Ja. 1,82 glaube ich. 
Hat eine 2,5er Testkurve.



> Ich habe 2 Nash Scope Sawn off, die sind 6ft. Hauptsächlich sind sie für  meine Urlaube gedacht wo ich 1. wenig Platz habe und 2. nicht weit raus  muss.
> 
> Beim probewerfen am See stellte ich aber fest das ich damit fast genauso  weit komme wie mit üblichen längen. Ist gewöhnungsbedürftig anfangs  aber ich finds mittlerweile geil



Man lernt immer was neues. Das Modell das mir in die Hand fiel, war eine Prologic Rute. Sollte ich vllt mal testen als Rute fürs mobile Karpfenfischen an unseren Aller-Altarmen. #t


----------



## Timo.Keibel (8. Mai 2018)

*AW: Einteilige Karpfenrute*

Moinsen Leech,

die kurzen Karpfenruten sind speziell zum Stalken gemacht. Meistens in den Längen 6 bis 9 Fuß gehalten. So kann man sich auch richtig ins Dickicht setzen und schwer zugängliche Stellen befischen. Mit längeren Ruten bleibt man an diesen Stellen immer in Ästen & Co hängen. Sprich: Die Handhabung der kurzen Ruten ist einfacher.


----------



## Leech (8. Mai 2018)

*AW: Einteilige Karpfenrute*



Timo.Keibel schrieb:


> Moinsen Leech,
> 
> die kurzen Karpfenruten sind speziell zum Stalken gemacht. Meistens in den Längen 6 bis 9 Fuß gehalten. So kann man sich auch richtig ins Dickicht setzen und schwer zugängliche Stellen befischen. Mit längeren Ruten bleibt man an diesen Stellen immer in Ästen & Co hängen. Sprich: Die Handhabung der kurzen Ruten ist einfacher.

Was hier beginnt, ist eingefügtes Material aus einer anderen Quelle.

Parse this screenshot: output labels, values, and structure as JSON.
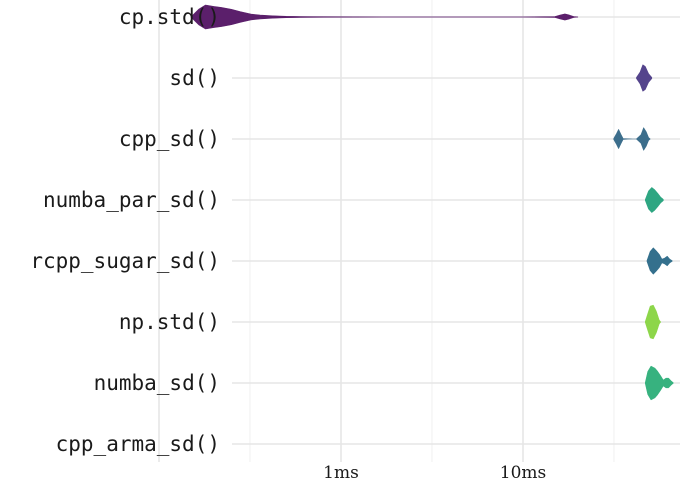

Vielen Dank Timo. Damit wäre die Rute ja der Idealfall für das mobile Angeln, wie ich es mir fast schon gedacht habe. Danke für die Info.

lg Leech.


----------



## Michael.S (8. Mai 2018)

*AW: Einteilige Karpfenrute*

Ich habe eine Nash Scope und eine Nash Dwarf in 9 ft , die 6 ft steht schon länger auf meiner Wunschliste , für kleine Kanäle optimal
Die Nash Dwarf ist als Einsteigerrute gedacht aber auch für alte Hasen geeignet , das Material ist halt nicht so edel wie das der Scope Serie 
https://www.kl-angelsport.de/nash-dwarf-abbreviated-6-ft-200-lb.html

Nash Scope : https://www.angelzentrale-herrieden.de/_carp-shop/ruten/nash-tackle-scope-sawn-off-6ft-2lb.html


----------



## Andal (8. Mai 2018)

*AW: Einteilige Karpfenrute*

Ich fische seit 2 Jahren auch beinahe ausschließlich "kurz". Die Prologic COM Pure Stalker ist ideal. Sie lässt sich sowohl in 9 ft., als auch in 11 ft. als vollständige Rute fischen.


----------



## Toni_1962 (8. Mai 2018)

*AW: Einteilige Karpfenrute*



Michael.S schrieb:


> Ich habe eine Nash Scope und eine Nash Dwarf in 9 ft , die 6 ft steht schon länger auf meiner Wunschliste , für kleine Kanäle optimal
> Die Nash Dwarf ist als Einsteigerrute gedacht aber auch für alte Hasen geeignet , das Material ist halt nicht so edel wie das der Scope Serie
> https://www.kl-angelsport.de/nash-dwarf-abbreviated-6-ft-200-lb.html
> 
> Nash Scope : https://www.angelzentrale-herrieden.de/_carp-shop/ruten/nash-tackle-scope-sawn-off-6ft-2lb.html



Wie merkt man den Unterschied zwischn Scope und Dwarf?


----------



## Xianeli (8. Mai 2018)

*AW: Einteilige Karpfenrute*

Anderes Material und anders verarbeitet. Hatte beide in der Hand und kann nicht sagen das die dwarf schlecht verarbeitet ist, im Gegenteil. Letztenendes ist es Geschmackssache. Habe mich dann für die scope entschieden weil ich sie günstig gebraucht angeboten bekommen habe


----------



## Michael.S (8. Mai 2018)

*AW: Einteilige Karpfenrute*

Die Scope ist besonders am Griff schlanker und wie gesagt etwas besseres Material was sie vielleicht auch etwas leichter macht , ich fische beide gerne , das Prinzip ist bei beiden das selbe , wer nicht soviel ausgeben will für den ist die Dwarf eine gute Alternative zur Scope


----------



## Toni_1962 (8. Mai 2018)

*AW: Einteilige Karpfenrute*

Danke, 
der Griff muss nicht schlanker sein, ich mag es durchaus auch "griffiger"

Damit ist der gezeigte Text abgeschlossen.